Er bestaan enkele organisaties van homoseksuelen. De belangrijkste daarvan zijn de in 1993 opgerichte Lambda in Istanbul
en Kaos GL in Ankara. De organisaties organiseren wekelijkse activiteiten en enkele malen per jaar vindt een landelijke manifestatie plaats. Kaos GL geeft sinds 1994 het gelijknamige tweemaandelijks tijdschrift uit, dat in veel steden in alternatieve boekhandels te verkrijgen is. Belangenorganisaties worden getolereerd, maar ondervonden naar eigen zeggen in het verleden tegenwerking van lokale autoriteiten. In 1995 en 1996 zijn openbare manifestaties door de politie verboden. In 1999 en 2000 konden deze echter wel doorgang vinden
.

Transseksuelen

Transseksuele operaties zijn niet strafbaar en kunnen in Turkije plaatsvinden. Verandering van geslacht wordt door de autoriteiten formeel erkend. In identiteitsbewijzen e.d. wordt de nieuwe sekse aangetekend. Ook kunnen personen daarna in het huwelijk treden. Een voorbeeld hiervan is de beroemde zanger Bülent Ersoy, die in 1980 van geslacht is veranderd en in 1999 als vrouw in het huwelijk is getreden. De transseksueel Melike Demir geniet onder de naam Demet bekendheid als voorvechtster van de positie van onder meer transseksuelen in Turkije.
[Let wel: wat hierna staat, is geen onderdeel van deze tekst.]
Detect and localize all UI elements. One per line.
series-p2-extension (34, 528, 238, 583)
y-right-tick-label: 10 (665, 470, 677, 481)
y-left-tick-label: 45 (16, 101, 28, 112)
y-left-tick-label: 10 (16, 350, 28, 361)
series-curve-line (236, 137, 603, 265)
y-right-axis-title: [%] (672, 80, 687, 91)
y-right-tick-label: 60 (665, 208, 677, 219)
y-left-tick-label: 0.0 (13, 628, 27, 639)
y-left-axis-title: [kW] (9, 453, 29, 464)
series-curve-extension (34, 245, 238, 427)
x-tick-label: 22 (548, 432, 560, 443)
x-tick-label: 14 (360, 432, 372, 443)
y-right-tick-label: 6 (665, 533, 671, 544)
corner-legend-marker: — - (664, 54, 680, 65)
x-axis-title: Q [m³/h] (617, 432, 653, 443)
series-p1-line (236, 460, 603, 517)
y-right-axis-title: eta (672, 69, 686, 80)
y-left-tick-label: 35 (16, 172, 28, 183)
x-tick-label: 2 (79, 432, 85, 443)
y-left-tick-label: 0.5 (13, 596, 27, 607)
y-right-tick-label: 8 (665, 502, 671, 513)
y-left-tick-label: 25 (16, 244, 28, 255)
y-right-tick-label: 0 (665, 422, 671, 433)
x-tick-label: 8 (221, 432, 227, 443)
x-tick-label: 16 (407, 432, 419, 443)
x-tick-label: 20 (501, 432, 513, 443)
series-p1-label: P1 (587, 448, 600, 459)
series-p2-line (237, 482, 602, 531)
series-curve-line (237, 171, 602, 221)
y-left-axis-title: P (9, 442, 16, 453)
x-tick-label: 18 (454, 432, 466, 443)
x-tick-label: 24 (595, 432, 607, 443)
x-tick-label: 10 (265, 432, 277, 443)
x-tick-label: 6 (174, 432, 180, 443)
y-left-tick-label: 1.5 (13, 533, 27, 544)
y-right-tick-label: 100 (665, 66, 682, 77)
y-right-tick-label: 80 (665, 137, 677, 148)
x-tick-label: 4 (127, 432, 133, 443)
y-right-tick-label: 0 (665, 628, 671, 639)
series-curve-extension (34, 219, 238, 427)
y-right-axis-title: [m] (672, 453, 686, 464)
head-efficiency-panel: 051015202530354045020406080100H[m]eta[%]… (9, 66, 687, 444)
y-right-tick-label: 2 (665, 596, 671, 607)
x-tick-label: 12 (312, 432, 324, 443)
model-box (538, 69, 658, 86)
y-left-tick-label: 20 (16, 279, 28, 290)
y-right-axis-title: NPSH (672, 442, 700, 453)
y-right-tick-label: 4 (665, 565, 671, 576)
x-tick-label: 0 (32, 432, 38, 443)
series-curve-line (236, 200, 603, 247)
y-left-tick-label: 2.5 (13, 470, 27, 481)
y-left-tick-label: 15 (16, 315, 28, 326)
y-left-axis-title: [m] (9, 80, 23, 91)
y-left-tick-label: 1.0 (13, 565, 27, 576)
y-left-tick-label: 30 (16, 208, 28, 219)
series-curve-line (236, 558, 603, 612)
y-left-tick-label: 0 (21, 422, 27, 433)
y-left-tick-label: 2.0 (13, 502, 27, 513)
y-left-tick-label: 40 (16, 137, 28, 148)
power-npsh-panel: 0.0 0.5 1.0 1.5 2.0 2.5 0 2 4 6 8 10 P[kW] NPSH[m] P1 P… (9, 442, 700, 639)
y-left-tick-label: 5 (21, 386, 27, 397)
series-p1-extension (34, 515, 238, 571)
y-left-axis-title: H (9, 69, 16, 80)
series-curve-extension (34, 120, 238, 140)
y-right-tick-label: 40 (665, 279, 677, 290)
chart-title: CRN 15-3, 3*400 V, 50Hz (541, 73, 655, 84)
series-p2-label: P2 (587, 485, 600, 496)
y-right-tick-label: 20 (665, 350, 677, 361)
In het ontwerp van het nieuwe Burgerlijk Wetboek zou geslachtsverandering moeilijker worden toegelaten en voor gehuwde personen verboden worden
. De positie van transseksuelen in de Turkse samenleving is voor het overige vergelijkbaar met de boven omschreven positie van homoseksuelen.

Travestieten

In Istanbul zouden ongeveer 3.000 travestieten woonachtig zijn . Een nationaal bekende travestiet is Huysuz Virjin, die een populaire talkshow op de televisie presenteert. De in 1996 overleden travestiete zanger Zeki Müren kreeg staatbegrafenis wegens zijn verdiensten als zanger. De positie van transseksuelen in de Turkse samenleving is voor het overige vergelijkbaar met de boven omschreven positie van homoseksuelen.

In een separaat ambtsbericht werd ingegaan op de dienstplicht in Turkije . Een nieuw ambtsbericht over dit onderwerp is gepland voor zomer 2001.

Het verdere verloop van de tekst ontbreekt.